Sunday, January 04, 2015


  1. Relevant to the goings on at Science Congress: H.S. Mukunda et al (1974): A critical study of the work “Vymanika Shastra”. [Hat tip to V. Vinay on Twitter]

    A study of the work “Vymanika Shastra” is presented. First, the historical aspects and authenticity of the work are discussed. Subsequently, the work is critically reviewed in respect of its technical content. It appears that his work cannot be dated earlier than 1904 and contains details which, on the basis of our present knowledge, force us to conclude the non feasibility of heavier‐than craft of earlier times. Some peripheral questions concerning dimensions have also been touched upon. [Bold emphasis added]

  2. Also relevant: an engaging BBC Radio 4 podcast on Indian mathematics (45 minutes, mp3, via Sidin Vadukut). See also this review of Mathermatics in India and Square Roots in the Sulbasutra by Cornell mathematician David Henderson. [Hat tip to Siddharth Varadarajan]

  3. Dalmeet Singh Chawla in Science Insider: India’s major science funders join open-access push

  4. My colleage Prof. E. Arunan has started blogging. Here are the first three posts:


  1. Anonymous said...

    Here's a discussion on Indian science and math at an Indian freethought forum:

  2. Anonymous said...

    I tend not to out of hand dismiss claims about the ancient Indian tradition. However, this one about the "Vimaan"s and all does seem to exceed even my limits.

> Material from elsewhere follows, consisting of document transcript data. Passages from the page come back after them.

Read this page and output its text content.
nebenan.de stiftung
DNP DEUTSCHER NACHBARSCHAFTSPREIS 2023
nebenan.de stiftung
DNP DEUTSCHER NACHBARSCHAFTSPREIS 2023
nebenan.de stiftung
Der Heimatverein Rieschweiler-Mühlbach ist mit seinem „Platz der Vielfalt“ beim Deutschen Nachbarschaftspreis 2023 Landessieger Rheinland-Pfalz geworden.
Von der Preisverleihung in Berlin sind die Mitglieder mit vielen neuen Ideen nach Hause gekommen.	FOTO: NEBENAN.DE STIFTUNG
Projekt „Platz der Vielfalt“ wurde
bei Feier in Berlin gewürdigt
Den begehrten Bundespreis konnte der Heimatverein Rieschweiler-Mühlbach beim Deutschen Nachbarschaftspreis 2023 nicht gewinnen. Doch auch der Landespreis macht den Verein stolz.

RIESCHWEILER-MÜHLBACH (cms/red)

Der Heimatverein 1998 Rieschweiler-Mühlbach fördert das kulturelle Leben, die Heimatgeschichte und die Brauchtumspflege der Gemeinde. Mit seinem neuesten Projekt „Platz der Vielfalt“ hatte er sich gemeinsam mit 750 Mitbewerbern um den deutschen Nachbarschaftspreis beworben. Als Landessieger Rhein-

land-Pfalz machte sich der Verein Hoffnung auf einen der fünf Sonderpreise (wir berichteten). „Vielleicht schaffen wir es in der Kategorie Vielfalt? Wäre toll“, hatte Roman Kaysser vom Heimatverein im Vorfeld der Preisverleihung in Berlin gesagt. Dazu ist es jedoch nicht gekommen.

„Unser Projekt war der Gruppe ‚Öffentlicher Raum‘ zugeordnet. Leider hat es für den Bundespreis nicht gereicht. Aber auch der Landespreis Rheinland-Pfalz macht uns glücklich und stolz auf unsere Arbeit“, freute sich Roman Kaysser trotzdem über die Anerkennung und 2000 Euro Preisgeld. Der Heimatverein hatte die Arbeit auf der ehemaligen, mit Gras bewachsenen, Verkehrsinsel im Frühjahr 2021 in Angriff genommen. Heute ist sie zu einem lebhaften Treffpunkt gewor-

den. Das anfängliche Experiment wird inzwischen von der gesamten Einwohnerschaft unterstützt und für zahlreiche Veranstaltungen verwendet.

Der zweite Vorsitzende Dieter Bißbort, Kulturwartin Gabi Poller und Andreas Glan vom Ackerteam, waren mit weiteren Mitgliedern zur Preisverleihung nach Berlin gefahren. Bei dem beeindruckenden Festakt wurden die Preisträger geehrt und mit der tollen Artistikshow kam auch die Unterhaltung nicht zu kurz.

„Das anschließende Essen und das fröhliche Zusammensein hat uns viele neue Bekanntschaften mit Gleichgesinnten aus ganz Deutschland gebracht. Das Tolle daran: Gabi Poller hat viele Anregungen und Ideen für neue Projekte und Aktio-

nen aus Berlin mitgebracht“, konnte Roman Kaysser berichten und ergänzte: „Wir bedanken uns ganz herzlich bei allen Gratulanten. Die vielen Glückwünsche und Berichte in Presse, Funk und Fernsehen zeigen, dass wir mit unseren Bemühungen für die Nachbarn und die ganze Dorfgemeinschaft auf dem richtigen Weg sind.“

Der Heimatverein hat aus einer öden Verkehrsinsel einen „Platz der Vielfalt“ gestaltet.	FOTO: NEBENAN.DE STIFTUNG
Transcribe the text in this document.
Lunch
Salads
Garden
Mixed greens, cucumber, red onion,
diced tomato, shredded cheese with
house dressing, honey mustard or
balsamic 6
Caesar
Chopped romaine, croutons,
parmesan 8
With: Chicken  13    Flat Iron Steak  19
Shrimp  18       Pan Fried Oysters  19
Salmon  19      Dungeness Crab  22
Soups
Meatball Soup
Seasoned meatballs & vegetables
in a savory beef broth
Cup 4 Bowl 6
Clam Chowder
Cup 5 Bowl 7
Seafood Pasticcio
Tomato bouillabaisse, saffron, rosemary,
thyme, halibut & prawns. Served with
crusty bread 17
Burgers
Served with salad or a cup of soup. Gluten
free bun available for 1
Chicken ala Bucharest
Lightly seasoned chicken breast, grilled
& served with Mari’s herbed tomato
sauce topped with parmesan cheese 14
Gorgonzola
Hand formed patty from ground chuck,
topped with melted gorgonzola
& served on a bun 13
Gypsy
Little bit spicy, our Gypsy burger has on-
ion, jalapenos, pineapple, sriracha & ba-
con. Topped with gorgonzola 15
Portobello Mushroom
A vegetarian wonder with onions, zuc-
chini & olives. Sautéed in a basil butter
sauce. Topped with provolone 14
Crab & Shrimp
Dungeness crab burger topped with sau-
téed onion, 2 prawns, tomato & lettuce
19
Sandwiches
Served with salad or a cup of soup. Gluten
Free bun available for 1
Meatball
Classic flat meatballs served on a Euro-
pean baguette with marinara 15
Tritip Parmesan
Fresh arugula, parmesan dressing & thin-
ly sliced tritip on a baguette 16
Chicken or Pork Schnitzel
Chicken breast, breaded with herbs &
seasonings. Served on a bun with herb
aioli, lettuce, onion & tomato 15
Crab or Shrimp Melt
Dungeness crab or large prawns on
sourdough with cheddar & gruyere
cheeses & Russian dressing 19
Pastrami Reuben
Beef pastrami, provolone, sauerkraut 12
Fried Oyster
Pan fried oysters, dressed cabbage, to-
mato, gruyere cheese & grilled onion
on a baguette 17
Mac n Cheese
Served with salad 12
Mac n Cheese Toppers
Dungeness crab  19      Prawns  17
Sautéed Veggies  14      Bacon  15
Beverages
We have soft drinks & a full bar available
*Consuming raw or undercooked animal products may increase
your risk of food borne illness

    But, still, I do believe that it can also be very easy to dismiss such claims without giving them due consideration. Yes, so many of them are ridiculous. But not all. Indeed, as a less noted fact, some of the defenders themselves do contradict each other, but never do notice this fact.

    Let me give you an example. I am unlike some who would accept a claim only if there is a direct archaeological evidence for it. IMO, theirs is a materialistic position, and materialism is a false premise; it's the body of the mind-body dichotomy (in Ayn Rand's sense of the terms). And, so, I am willing to consider the astronomical references contained in the ancient verses as an evidence. So, in that sense, I don't dismiss a 10,000+ old history of India; I don't mindlessly accept 600 BC or so as the starting point of civilization and culture, a date so convenient to the missionaries of the Abrahamic traditions. IMO, not every influential commentator to come from the folds of the Western culture can be safely assumed to have attained the levels obtained by the best among the Greek or enlightenment thinkers.

    And, so, I am OK if someone shows, based on the astronomical methods, the existence of the Indian culture, say, 5000+ years ago.

    Yet, there are two notable facts here. (i) The findings of different proponents of this astronomical method of dating of the past events (say the dates of events mentioned in Ramayana or Mahabharata) don't always agree with each other. And, more worrisome is the fact that (ii) despite Internet, they never even notice each other, let alone debate the soundness of their own approaches. All that they---and their supporters---do is to pick out Internet (or TED etc.) battles against the materialists.

    A far deeper thinking is required to even just approach these (and such) issues. But the proponents don't show the required maturity.

    It is far too easy to jump to conclusions and blindly assert that there were material "Vimaana"s; that "pushpak" etc. were neither a valid description of a spiritual/psychic phenomenon nor a result of a vivid poetic imagination. It is much more difficult, comparatively speaking, to think of a later date insertions into a text. It is most difficult to be judicious in ascertaining which part of which verse of which book, can be reliably taken as of ancient origin, which one is a later-date interpolation or commentary, and which one is a mischievous recent insertion.

    Earlier (i.e. decades earlier, while a school-boy or an undergrad in college etc.), I tended to think the very last possibility as not at all possible. Enough people couldn't possibly have had enough mastery of Sanskrit, practically speaking, to fool enough honest Sanskrit-knowing people, I thought.

    Over the decades, guess, I have become wiser. Not only have I understood the possibilities of the human nature better on the up side, but also on the down side. For instance, one of my colleagues, an engineer, an IITian who lived abroad, could himself compose poetry in Sanskrit very easily, I learnt. No, he wouldn't do a forgery, sure. But could one say the same for every one who had a mastery of Sanskrit, without being too naive?

    And, while on this topic, if someone knows the exact reference from which this verse quoted on Ramesh Raskar's earlier page comes, and drops a line to me, I would be grateful. . As usual, when I first read it, I was impressed a great deal. Until, of course, other possibilities struck me later. (It took years for me to think of these other possibilities.)

    Anyway, enough for the time being.